2. Which feature combinations do you think work well / badly to separate the two classes? Why?

## 2.3 Decision Boundary
Let's try to separate the classes with a linear function $f(x^{(i)})$ as our **decision boundary**. We can use a simple rule for classification: we look at whether a sample is **above or below** our decision boundary to classify it. Try it out with different feature combinations and note down the parameters of the linear function you chose.

In [None]:
features = []

def linear_function(x):
    m = 0
    b = 1.7
    return m * x + b

def predict_linear_function(X):
    return (linear_function(X.iloc[:, 0]) < X.iloc[:, 1]).astype(int)

lc.linear_separate_iris(X, y, features, linear_function)


# Calculate metrics for our decision boundary
y_pred_db = predict_linear_function(X[features])
accuracy_db = sklearn.metrics.accuracy_score(y, y_pred_db)
print(f"The accuracy of your decision boundary is {accuracy_db}")

### Q2.3
1. Explain the metric "accuracy"? What is the best and the worst accuracy that you can get?
2. Is it possible to get to 100% accuracy with a linear boundary?
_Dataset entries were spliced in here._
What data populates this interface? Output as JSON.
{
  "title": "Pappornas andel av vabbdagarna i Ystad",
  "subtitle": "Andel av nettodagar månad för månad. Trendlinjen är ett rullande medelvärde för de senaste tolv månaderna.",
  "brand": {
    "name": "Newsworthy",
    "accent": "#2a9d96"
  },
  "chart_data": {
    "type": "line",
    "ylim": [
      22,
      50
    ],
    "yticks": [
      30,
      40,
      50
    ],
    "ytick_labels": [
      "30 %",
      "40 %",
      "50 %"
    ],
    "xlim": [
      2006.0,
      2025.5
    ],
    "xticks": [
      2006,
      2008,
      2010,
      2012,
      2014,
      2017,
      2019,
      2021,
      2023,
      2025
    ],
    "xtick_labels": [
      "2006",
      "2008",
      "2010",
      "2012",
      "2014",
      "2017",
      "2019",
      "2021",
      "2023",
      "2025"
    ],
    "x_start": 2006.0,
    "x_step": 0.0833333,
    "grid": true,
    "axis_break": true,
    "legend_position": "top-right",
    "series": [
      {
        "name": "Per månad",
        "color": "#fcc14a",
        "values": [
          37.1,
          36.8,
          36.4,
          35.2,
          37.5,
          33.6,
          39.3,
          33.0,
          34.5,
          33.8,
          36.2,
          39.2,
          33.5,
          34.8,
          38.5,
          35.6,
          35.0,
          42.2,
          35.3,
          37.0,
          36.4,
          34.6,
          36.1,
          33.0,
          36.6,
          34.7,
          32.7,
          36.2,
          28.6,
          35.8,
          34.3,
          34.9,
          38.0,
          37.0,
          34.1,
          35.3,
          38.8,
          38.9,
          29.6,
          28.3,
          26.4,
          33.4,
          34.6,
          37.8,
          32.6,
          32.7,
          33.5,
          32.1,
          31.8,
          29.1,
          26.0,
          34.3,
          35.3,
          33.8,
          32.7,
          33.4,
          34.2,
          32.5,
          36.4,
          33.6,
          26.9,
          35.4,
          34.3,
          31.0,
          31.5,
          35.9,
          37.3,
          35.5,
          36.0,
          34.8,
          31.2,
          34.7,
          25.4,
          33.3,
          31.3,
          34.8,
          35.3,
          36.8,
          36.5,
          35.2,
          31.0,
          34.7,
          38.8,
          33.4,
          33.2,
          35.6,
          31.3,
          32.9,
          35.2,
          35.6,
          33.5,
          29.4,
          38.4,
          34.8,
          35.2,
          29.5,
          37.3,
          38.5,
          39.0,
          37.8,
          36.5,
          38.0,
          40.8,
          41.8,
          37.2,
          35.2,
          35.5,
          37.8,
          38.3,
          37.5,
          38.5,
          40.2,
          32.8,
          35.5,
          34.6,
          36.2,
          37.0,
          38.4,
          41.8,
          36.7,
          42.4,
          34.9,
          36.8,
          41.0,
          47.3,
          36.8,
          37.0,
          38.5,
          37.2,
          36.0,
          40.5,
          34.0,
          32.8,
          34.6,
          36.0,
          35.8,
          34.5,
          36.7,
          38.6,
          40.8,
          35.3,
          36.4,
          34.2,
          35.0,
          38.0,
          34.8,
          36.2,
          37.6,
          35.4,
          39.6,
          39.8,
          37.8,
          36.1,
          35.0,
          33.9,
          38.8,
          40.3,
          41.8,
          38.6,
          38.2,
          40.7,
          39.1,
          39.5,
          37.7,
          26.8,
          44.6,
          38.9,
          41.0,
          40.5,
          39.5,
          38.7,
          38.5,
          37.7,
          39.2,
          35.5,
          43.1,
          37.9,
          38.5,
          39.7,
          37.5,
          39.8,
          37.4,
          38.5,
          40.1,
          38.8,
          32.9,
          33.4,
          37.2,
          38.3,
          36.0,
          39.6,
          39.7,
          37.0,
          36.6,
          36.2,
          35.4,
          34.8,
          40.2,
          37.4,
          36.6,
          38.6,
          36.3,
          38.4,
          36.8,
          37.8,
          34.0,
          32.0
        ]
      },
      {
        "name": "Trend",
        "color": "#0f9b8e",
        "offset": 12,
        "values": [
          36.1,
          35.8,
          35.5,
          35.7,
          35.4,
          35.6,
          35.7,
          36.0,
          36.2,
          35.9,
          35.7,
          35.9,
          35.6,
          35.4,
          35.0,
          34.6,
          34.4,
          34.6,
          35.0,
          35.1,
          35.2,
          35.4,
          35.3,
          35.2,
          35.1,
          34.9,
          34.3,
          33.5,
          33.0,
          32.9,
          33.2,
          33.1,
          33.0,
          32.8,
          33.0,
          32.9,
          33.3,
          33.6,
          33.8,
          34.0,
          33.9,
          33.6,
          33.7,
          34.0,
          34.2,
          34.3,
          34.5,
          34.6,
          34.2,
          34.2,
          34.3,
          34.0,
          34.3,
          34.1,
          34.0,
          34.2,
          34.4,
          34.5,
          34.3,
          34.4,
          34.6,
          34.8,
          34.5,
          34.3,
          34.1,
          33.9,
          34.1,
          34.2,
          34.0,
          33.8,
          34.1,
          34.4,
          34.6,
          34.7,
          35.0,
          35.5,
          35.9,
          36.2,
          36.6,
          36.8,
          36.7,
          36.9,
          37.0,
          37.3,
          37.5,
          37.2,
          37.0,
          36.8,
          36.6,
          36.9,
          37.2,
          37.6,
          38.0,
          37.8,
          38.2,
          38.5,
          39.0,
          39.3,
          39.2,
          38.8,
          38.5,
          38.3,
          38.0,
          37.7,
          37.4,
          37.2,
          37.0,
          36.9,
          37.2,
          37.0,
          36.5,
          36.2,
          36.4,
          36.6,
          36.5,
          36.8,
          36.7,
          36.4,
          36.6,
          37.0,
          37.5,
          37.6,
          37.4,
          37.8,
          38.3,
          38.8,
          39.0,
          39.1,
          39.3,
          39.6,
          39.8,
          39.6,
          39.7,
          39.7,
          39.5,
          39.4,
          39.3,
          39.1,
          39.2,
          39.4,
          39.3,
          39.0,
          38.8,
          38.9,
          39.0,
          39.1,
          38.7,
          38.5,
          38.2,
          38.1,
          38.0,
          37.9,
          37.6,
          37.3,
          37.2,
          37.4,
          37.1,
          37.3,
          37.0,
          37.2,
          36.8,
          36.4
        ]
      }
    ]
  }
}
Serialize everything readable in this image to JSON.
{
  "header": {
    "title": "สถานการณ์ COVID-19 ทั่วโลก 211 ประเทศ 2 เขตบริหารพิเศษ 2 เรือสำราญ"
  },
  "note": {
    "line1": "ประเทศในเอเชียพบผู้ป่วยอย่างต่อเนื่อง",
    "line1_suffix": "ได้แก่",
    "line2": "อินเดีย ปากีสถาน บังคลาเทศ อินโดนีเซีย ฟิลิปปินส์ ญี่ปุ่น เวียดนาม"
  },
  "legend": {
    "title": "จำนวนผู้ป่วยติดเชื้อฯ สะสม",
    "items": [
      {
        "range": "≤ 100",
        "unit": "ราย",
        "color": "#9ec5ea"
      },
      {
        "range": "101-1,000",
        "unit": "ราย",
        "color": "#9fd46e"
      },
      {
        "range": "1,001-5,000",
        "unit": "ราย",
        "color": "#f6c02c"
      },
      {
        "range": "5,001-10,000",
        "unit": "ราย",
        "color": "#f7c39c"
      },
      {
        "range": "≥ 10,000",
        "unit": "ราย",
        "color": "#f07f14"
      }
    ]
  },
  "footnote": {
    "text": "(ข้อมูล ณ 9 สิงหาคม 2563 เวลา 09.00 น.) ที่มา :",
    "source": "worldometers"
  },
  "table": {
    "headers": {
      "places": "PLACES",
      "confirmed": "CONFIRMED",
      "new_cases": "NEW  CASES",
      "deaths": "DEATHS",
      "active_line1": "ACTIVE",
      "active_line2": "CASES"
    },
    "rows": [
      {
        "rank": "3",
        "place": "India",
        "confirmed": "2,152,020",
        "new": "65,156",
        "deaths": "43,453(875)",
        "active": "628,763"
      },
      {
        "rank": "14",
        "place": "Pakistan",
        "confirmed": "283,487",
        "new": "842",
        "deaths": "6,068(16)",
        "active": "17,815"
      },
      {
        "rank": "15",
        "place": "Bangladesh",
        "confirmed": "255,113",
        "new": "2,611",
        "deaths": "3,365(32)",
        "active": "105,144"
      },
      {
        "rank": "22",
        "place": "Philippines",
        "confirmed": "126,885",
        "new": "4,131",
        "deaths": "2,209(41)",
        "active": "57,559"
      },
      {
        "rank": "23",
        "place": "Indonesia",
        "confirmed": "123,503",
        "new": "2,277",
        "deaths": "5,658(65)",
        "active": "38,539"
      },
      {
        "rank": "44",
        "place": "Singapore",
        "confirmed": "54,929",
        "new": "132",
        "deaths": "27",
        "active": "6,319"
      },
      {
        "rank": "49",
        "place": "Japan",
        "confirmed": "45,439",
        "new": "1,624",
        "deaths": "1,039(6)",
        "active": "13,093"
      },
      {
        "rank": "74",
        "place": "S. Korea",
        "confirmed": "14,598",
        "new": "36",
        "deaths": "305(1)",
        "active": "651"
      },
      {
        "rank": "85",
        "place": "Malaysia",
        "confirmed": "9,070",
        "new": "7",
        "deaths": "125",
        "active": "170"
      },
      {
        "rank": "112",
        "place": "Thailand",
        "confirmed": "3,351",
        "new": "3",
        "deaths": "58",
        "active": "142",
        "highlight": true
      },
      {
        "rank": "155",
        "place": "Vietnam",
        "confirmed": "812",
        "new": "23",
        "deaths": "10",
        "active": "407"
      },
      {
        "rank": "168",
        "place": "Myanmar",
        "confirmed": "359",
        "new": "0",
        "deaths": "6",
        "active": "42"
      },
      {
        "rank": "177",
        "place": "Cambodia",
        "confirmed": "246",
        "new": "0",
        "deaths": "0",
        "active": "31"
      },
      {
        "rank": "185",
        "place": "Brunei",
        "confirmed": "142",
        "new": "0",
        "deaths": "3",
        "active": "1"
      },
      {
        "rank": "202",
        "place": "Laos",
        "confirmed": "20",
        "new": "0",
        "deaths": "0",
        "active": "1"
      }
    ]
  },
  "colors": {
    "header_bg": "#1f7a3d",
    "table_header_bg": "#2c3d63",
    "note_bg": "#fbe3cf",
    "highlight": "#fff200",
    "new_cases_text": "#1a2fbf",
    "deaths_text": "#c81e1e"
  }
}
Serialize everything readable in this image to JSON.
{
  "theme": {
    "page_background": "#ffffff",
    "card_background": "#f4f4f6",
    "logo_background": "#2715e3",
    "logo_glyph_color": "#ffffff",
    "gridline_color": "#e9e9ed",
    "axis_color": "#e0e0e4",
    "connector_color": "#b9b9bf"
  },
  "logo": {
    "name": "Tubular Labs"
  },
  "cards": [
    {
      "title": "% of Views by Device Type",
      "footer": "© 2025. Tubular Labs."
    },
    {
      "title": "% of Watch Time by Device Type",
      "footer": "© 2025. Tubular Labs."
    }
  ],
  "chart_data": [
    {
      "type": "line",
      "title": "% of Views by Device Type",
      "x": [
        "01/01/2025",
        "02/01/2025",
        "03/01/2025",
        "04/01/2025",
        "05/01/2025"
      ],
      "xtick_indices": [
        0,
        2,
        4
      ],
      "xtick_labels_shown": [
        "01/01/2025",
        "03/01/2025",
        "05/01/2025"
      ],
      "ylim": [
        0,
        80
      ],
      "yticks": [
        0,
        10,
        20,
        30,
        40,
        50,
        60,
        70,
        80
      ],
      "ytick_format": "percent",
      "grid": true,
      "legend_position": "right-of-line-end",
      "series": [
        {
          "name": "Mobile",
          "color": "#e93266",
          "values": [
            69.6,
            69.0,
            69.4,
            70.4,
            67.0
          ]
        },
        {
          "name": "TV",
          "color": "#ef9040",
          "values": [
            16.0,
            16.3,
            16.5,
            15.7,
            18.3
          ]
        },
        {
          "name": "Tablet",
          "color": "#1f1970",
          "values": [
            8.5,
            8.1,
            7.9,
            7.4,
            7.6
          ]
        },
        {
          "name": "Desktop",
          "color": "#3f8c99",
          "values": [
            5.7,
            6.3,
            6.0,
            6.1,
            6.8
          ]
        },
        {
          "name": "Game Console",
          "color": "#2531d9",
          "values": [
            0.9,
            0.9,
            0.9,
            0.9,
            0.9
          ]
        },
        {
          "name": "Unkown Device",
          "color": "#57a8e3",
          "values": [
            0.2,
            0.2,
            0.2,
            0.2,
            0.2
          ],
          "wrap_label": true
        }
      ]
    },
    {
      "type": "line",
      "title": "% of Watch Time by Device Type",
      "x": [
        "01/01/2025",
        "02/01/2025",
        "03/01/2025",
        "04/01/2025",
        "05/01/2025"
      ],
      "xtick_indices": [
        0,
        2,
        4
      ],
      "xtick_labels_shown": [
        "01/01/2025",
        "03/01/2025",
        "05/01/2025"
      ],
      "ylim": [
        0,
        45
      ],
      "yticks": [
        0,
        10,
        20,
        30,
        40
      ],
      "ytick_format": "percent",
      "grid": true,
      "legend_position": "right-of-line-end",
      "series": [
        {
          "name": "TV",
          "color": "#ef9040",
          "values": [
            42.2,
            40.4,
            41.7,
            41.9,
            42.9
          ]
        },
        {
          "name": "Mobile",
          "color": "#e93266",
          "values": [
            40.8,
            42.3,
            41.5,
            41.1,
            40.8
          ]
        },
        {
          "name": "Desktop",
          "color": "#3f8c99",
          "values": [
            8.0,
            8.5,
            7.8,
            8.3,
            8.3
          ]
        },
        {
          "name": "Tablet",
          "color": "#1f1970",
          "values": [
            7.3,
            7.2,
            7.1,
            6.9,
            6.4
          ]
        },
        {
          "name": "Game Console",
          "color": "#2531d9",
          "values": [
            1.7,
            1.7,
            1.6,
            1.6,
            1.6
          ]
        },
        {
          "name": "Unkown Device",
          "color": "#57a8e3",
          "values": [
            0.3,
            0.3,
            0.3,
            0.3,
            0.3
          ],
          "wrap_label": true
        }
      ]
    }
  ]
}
## 2.4 Fitting a Logistic Regression Model
Let's fit a linear ML model to our data. The model learns three parameters $\theta = (\theta_0, \theta_1, \theta_2)$. We then get a model that predicts
$$z = \theta_0 + \theta_1 x_1 + \theta_2 x_2, \, \hat{y} = \begin{cases}0, \, if \, z \le 0\\1, \, if \, z>0\end{cases}$$

In [None]:
features = []

# Create a Logistic Regression classifier.
from sklearn import linear_model

log_reg = linear_model.LogisticRegression()

# Fit classifier
log_reg.fit(X[features], y)
y_pred = log_reg.predict(X[features])
accuracy_lr = sklearn.metrics.accuracy_score(y, y_pred)

# Print some results
print(f"The learned parameters are theta={[*log_reg.intercept_, *log_reg.coef_[0]]}")
print(f"The accuracy of the LR model is {accuracy_lr}")

In [None]:
# Let's plot the decision boundary of the Logistic Regression model (this only works for 2D data)
m = -log_reg.coef_[0, 0] / log_reg.coef_[0, 1]
b = -log_reg.intercept_ / log_reg.coef_[0, 1]
def linear_function(x):
    return m * x + b

lc.linear_separate_iris(X, y, features, linear_function)

### Q2.4
1. The decision boundary is the set of points $x$ for which $$\theta_0 + \theta_1 x_1 + \theta_2 x_2 = 0.$$ Is the decision boundary found by the LR model similar to yours?
2. You can also add more than 2 features to the features list. Does this improve the prediction?